You can also experiment with parametric equalizers even though they will not give the comb filtering you can get interesting frequency splits. For example if you boost the low frequencies on the left channel and the high frequencies on the right channel as you play up the keyboard your synthesizer will move from left to right. MIDI-ENVELOPE SETTINGS
Setting the envelope differently on any two synthesizers and panning them left and right will produce most interesting stereo effects. If you happen to have two of the same synthesizer put the same patch in both synthesizers pan each left and right and set the envelop of the right synthesizer to have a little longer release time maybe even a slower attach time.

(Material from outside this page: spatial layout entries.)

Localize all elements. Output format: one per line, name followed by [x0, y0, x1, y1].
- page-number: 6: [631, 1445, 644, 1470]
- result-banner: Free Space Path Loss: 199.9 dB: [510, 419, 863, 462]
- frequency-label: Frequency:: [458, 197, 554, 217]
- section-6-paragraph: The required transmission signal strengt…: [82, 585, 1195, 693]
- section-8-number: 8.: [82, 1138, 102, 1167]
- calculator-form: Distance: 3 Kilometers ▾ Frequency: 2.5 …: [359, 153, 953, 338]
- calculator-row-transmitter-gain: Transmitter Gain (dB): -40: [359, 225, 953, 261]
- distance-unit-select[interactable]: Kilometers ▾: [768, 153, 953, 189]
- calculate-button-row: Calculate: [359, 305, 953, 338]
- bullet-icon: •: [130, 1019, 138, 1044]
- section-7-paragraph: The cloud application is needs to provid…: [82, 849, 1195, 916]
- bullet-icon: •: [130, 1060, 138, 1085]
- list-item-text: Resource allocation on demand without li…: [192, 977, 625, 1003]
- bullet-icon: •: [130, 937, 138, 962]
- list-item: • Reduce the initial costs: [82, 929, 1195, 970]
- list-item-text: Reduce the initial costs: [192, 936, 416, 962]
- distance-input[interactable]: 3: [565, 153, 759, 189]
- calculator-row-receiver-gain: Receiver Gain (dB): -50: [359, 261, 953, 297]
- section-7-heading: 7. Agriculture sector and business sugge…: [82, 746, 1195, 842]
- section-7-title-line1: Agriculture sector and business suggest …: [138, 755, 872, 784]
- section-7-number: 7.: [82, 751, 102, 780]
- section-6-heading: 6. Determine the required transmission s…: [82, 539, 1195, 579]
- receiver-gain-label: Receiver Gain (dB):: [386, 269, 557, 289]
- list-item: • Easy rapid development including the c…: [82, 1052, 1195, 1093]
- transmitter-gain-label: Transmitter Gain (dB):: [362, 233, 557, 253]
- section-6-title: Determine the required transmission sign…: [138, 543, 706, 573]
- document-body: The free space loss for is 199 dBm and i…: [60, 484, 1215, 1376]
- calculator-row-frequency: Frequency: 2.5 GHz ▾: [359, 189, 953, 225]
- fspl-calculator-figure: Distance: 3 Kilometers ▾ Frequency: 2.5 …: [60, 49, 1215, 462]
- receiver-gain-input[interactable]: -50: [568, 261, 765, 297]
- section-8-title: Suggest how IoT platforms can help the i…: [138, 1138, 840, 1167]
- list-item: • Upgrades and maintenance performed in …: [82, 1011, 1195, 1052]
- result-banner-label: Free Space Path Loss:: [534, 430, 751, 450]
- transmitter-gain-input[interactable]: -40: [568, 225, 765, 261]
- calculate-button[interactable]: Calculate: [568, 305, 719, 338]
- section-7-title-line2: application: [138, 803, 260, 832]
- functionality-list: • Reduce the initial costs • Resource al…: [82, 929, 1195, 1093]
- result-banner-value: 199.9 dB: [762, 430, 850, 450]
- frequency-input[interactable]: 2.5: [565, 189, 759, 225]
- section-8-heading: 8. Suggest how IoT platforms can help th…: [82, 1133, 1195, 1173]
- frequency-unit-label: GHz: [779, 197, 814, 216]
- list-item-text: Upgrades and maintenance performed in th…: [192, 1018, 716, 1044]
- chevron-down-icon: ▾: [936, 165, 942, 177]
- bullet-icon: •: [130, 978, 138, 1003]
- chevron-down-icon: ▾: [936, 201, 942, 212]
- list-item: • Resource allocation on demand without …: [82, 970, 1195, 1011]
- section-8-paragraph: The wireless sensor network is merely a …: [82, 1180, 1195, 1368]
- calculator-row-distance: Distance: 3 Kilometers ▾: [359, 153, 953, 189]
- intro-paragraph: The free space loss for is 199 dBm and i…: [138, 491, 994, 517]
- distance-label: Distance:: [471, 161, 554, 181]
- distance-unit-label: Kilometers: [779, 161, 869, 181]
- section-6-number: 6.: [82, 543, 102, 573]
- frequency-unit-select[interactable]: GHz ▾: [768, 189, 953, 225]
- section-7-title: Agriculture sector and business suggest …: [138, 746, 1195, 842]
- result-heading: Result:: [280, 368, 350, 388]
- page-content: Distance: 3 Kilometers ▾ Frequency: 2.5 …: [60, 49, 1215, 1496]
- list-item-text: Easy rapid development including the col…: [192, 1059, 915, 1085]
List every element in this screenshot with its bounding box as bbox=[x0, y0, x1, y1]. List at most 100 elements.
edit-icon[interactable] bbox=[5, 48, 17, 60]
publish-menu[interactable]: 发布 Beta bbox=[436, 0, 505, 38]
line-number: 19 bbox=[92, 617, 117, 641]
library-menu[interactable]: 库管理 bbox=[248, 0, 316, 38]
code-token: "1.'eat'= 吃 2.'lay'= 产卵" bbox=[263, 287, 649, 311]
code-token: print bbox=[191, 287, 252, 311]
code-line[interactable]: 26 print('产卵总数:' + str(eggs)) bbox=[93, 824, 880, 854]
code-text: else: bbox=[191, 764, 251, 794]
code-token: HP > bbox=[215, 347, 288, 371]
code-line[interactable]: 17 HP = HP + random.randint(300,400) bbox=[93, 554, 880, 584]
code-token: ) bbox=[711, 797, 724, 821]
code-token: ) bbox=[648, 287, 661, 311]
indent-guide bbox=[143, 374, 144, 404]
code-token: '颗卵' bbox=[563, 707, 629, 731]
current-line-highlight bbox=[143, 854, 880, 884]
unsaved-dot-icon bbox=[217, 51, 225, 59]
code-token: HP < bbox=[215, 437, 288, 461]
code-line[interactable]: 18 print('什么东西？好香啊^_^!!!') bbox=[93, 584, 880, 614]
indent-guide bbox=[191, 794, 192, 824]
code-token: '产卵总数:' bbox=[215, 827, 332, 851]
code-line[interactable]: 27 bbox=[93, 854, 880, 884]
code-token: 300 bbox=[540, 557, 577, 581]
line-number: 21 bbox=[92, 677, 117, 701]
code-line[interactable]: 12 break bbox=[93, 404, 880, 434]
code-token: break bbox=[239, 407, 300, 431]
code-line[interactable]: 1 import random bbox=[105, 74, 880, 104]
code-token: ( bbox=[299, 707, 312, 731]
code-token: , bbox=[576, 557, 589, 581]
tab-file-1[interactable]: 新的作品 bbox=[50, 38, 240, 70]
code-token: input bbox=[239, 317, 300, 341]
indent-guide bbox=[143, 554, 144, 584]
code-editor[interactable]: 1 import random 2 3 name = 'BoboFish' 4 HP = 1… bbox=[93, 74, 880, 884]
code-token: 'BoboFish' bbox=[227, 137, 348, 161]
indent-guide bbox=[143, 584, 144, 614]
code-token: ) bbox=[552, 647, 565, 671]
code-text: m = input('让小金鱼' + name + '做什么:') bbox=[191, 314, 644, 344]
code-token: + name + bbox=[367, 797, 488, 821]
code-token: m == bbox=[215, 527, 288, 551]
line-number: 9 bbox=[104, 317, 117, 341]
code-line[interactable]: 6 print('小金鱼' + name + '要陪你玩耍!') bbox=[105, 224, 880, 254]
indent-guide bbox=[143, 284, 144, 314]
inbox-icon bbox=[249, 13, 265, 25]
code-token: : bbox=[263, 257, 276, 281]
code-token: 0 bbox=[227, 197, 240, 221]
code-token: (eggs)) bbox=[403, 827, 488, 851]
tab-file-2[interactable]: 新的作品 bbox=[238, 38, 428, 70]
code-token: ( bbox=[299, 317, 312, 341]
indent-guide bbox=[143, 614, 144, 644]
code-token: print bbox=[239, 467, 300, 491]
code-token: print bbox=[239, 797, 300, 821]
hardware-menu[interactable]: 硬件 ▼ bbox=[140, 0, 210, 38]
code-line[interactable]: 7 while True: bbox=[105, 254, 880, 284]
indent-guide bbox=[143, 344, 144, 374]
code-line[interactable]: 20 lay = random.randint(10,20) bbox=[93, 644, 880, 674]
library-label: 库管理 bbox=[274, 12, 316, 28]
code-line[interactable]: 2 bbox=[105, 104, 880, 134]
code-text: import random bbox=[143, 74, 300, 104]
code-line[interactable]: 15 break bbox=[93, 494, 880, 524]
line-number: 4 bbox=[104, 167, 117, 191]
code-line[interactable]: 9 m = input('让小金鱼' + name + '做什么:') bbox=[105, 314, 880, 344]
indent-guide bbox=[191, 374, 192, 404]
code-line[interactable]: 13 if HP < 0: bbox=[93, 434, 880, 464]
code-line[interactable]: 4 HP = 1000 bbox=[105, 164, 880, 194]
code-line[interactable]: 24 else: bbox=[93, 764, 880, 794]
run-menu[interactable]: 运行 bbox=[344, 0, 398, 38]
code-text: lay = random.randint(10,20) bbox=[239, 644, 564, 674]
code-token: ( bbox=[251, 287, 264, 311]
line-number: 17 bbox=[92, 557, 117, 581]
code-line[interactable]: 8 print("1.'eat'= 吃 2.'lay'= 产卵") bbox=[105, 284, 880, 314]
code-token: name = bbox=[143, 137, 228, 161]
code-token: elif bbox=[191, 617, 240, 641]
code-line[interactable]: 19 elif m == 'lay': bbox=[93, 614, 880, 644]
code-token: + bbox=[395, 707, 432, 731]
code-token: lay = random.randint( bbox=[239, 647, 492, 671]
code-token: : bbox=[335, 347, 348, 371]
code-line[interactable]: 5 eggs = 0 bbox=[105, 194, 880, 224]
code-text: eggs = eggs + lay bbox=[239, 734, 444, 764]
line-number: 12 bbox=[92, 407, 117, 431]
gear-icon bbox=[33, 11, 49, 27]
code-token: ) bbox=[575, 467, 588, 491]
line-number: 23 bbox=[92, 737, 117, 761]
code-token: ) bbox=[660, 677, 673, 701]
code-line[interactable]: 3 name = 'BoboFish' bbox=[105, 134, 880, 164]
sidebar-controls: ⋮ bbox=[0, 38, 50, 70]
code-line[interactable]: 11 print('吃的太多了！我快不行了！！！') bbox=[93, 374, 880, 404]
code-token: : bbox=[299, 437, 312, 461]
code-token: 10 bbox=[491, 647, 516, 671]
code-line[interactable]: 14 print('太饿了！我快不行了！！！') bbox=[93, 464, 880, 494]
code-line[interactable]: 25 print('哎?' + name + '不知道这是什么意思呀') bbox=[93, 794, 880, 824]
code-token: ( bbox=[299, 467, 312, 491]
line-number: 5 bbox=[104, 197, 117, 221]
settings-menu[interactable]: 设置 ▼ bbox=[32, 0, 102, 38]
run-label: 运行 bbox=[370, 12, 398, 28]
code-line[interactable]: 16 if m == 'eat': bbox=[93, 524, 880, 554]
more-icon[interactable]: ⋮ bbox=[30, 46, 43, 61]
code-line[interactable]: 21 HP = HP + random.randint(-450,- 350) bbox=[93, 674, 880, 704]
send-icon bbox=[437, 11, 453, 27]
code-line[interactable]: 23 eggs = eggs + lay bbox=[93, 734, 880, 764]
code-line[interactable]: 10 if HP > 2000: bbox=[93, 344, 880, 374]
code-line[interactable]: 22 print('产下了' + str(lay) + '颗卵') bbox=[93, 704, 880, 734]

With midi my favorite stereo combos are percussive sounds teamed with sounds with slow attacks and longer release times such as rhodes and strings, acoustic guitar and voices, clavinet and brass. The combinations are endless. Sampled sounds with synth sounds, digital with analog and etc and etc. The possibilities are endless.
ALWAYS CHECK IT OUT.
As with any stereo effect , if you are recording to tape check how this effect sound in mono. In the studio stereo effects are always checked in mono. This is done by pushing the mono button on the console and preferably listening through a single Auratone speaker (the TV sound). This will tell you if what sounded so great in stereo still sounds great in mono. If the effect sounds too much in mono what you might try is panning your left and right channels on the returns of the effect to 9 o'clock and three o'clock or 11 o'clock and 2 o'clock respectively for left and right.
Well I hope you've enjoyed my tips on widening your sound. Stay loose and keep it stereo whenever you can.